Many states require that LLCs file an annual report along with payment of an annual fee, which keeps their good standing status in the eyes of that state. The results of failure to do so can bear unanticipated and costly burdens. All operating agreements and purchase agreements must be kept at the principal place of business for examination by members, or in the case of a purchasing member, their personal examination. Failure to maintain appropriate documentation can lead to issues for new LLC members with the IRS and in cases of potential bankruptcy filings by the LLC.
The agreement should make it clear that it is permitted by the state statutes (or an exception is provided by a state statute). Some states require LLC purchase agreements to adhere to requirements of the state’s Uniform Commercial Code (UCC) section on limited liability companies. Certain states have specific requirements for noting the transfer of membership interests, if not shown on the certificate itself, so as to be enforceable against third parties.

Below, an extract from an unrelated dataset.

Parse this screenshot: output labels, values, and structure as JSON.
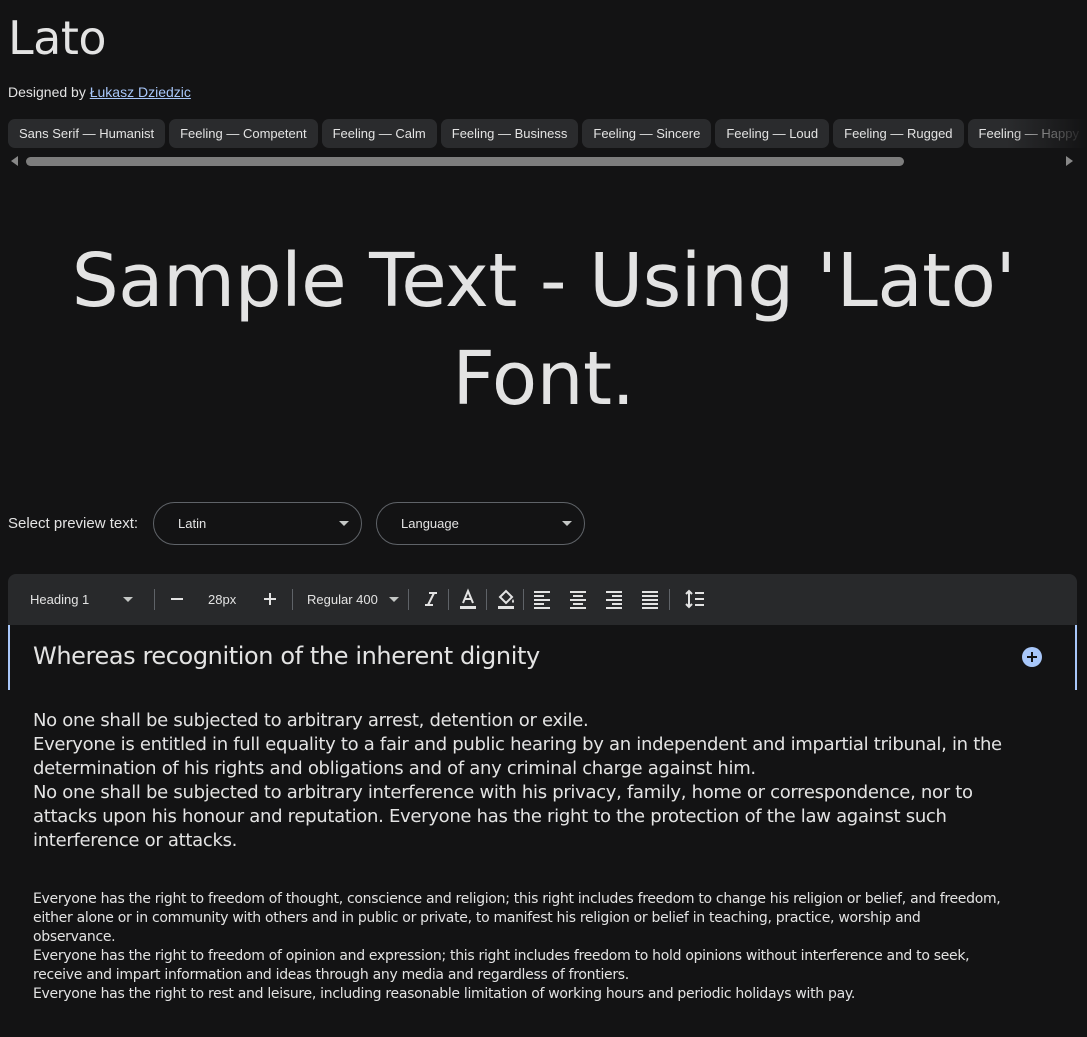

Foreign (non-U.S.) buyers need to understand tax treaties between the U.S. and their home country (to avoid double taxation) and potential state-specific tax requirements applicable to foreign persons and entities.
Execution and Completion
After extensive negotiations, due diligence activities and discussions among the parties, the LLC purchase agreement will need to be finalized and executed. While every state should have their own state-specific requirements for finalizing the LLC purchase agreement based on the type of LLC involved, the requirements for finalizing an LLC purchase agreement as follows will guide the drafting for the final agreements.
Some practical points regarding the signing of an LLC purchase agreement include: Each agreement relating to the purchase or sale of an LLC should be signed by all parties executing the agreement. Any party listed in the LLC purchase agreement should sign the document. If the parties are companies and are closing the transaction through a closing agent , it may be the case that at closing each company’s agent will sign in its own individual capacity. Regardless, if the agreement is being executed by one person on a company’s behalf, it should also indicate the authority of that person. As an example, John Smith, President of Widget Company, Inc. (an Indiana corporation), signs the document.